During the American Society of Clinical Oncology (ASCO) annual conference, held in June 2016, the efficacy results of the PALOMA-2 study were presented. At that time, the results showed a significant 42% relative risk reduction for PFS in women receiving palbociclib plus letrozole when compared to placebo plus letrozole. Median PFS was 24.8 months vs. 14.5 months respectively (HR = 0.58; 95% CI: 0.46-0.72; P < 0.0001).

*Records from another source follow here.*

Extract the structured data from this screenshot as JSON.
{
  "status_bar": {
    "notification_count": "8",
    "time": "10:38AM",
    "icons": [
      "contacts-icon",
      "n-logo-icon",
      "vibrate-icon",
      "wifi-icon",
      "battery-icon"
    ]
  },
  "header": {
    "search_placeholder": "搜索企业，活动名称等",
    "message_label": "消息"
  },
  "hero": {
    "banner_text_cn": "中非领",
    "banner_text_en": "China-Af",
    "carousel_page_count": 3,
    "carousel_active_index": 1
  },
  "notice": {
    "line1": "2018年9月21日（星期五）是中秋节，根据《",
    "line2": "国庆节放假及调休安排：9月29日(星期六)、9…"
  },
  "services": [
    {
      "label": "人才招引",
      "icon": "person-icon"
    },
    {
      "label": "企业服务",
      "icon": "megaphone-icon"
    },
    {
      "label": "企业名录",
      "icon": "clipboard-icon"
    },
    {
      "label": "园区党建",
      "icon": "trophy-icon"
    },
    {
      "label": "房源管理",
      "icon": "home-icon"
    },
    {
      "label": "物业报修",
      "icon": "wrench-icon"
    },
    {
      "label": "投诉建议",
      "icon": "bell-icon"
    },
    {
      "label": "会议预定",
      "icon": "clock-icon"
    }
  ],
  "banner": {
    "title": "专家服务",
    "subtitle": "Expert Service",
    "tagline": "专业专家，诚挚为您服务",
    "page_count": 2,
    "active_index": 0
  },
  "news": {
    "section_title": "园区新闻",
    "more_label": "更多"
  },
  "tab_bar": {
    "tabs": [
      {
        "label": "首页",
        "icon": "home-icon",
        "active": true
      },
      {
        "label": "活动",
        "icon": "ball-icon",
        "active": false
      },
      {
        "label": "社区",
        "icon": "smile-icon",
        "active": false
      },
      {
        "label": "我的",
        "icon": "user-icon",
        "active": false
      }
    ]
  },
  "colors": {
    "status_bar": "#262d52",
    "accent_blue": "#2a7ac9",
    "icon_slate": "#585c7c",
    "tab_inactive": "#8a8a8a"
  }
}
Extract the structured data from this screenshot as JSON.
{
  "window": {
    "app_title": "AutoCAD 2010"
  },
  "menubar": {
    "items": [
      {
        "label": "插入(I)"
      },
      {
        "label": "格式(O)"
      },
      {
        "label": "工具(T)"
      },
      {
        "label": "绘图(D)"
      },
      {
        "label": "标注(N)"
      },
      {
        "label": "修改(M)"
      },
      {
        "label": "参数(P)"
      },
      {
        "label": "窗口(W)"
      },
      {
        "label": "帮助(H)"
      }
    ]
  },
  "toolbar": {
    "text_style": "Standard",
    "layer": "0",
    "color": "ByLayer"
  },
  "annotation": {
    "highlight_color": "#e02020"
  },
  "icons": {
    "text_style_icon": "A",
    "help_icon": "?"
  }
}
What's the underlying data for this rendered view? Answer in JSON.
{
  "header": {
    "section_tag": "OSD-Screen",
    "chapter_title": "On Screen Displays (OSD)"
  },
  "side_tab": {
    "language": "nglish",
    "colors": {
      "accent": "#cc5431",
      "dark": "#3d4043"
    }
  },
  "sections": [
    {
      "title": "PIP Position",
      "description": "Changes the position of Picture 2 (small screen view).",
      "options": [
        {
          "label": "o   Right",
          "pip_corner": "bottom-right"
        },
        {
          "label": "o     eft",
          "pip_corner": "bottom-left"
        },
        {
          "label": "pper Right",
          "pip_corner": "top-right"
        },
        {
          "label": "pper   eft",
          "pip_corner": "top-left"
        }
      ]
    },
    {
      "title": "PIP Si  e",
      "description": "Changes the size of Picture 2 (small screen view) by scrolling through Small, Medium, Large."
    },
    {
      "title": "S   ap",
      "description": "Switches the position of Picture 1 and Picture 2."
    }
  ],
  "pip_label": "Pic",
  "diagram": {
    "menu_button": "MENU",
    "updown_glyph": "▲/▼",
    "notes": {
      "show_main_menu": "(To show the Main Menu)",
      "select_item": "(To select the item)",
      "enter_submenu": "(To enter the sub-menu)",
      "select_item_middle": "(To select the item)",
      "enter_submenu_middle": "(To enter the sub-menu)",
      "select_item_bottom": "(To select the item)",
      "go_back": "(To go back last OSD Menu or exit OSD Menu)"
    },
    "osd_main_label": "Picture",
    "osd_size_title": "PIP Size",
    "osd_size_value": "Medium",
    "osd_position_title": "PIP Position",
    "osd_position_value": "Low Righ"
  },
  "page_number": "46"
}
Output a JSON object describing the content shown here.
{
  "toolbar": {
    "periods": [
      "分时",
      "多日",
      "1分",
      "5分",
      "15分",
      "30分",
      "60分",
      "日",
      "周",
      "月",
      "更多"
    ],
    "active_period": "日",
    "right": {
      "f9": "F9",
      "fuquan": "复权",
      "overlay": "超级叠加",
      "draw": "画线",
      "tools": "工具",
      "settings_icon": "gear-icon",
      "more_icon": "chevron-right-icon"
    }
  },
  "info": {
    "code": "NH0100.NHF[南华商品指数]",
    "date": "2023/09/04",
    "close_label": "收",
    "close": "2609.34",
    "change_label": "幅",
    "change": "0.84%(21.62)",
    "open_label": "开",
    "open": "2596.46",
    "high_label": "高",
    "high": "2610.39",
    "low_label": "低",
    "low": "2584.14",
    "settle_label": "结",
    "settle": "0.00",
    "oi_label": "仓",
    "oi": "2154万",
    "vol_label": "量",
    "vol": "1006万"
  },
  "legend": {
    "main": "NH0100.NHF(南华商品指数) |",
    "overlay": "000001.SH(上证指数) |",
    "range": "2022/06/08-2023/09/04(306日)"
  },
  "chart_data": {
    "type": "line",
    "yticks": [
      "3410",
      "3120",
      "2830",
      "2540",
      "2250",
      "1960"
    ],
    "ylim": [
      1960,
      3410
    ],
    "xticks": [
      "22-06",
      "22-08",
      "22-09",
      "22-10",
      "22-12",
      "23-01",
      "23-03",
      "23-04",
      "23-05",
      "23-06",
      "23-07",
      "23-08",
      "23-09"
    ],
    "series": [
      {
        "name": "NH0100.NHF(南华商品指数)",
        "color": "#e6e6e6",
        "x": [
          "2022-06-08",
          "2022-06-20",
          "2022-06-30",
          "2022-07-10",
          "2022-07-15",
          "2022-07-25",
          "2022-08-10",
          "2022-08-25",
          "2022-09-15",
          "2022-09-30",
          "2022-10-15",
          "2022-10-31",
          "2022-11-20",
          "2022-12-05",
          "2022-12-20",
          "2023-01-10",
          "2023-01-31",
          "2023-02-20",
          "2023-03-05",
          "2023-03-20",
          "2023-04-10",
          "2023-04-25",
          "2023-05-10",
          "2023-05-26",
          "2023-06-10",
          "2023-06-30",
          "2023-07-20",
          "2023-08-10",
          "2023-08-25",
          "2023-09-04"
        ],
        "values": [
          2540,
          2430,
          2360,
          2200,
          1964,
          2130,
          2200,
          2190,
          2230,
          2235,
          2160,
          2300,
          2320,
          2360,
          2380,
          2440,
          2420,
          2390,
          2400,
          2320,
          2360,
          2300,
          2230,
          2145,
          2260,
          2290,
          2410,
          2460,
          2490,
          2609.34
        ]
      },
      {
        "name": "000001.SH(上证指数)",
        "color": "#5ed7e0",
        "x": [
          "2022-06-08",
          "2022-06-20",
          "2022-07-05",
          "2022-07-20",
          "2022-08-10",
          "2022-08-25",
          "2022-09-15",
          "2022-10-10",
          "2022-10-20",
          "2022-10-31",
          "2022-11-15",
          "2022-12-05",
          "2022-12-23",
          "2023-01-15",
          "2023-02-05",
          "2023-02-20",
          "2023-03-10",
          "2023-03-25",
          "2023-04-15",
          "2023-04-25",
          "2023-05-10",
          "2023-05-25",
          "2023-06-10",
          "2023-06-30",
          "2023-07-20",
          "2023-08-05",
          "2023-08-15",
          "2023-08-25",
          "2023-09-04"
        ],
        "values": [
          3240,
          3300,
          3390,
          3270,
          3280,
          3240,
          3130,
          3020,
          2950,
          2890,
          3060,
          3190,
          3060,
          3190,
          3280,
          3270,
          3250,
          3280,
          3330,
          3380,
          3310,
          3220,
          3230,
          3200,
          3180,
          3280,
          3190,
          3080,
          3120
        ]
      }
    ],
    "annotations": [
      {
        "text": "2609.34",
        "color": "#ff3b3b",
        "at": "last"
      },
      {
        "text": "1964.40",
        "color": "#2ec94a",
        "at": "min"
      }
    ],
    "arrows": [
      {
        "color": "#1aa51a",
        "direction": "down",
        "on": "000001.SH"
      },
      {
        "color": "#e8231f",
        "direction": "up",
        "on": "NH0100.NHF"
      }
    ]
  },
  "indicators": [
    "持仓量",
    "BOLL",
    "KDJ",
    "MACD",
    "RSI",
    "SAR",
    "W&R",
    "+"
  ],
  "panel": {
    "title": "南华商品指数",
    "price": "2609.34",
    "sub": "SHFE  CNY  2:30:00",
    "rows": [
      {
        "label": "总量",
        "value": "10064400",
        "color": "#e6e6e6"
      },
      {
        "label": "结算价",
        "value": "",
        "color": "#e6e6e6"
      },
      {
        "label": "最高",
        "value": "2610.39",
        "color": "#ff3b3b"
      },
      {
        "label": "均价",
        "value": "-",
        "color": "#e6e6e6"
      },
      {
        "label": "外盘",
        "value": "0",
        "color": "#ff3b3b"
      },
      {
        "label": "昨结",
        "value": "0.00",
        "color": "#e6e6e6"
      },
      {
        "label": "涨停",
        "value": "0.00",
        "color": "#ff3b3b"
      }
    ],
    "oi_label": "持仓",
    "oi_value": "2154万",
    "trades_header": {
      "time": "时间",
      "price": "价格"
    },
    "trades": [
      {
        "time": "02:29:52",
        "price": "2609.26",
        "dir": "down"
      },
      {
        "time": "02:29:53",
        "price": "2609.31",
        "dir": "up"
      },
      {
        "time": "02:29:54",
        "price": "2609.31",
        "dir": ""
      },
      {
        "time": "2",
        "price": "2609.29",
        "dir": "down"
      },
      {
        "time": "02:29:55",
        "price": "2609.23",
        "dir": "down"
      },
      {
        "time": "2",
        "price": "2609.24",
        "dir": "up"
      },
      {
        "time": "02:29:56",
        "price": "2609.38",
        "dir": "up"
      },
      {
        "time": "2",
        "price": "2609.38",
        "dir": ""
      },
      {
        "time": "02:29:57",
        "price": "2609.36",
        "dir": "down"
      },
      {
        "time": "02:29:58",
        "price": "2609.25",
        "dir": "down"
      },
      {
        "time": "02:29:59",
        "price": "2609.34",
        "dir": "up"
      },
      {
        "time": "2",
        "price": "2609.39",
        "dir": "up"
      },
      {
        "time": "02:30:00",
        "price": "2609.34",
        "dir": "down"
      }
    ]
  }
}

“Endocrine therapy is an established first-line treatment for ABC. However, endocrine therapy resistance and disease progression eventually occur in most patients. Cyclin-dependent kinase 4/6 inhibition is a valid treatment strategy for hormone receptor positive advanced breast cancer and may help overcome or delay endocrine therapy resistance. “
ESMO 2016 Abemaciclib
ESMO abemaciclib data included two oral presentations.
The study compared in a 1:1:1 fashion abemaciclib (150 mg BID) plus anastrozole (1 mg QD), abemaciclib monotherapy, and anastrozole monotherapy and investigated drop in Ki67 after two weeks of treatment. Upon completion of initial two-week treatment, all patients continued to receive abemaciclib plus anastrozole for an additional 14 weeks, to complete 16 weeks of neoadjuvant treatment. Patients received prophylactic loperamide concomitantly with abemaciclib.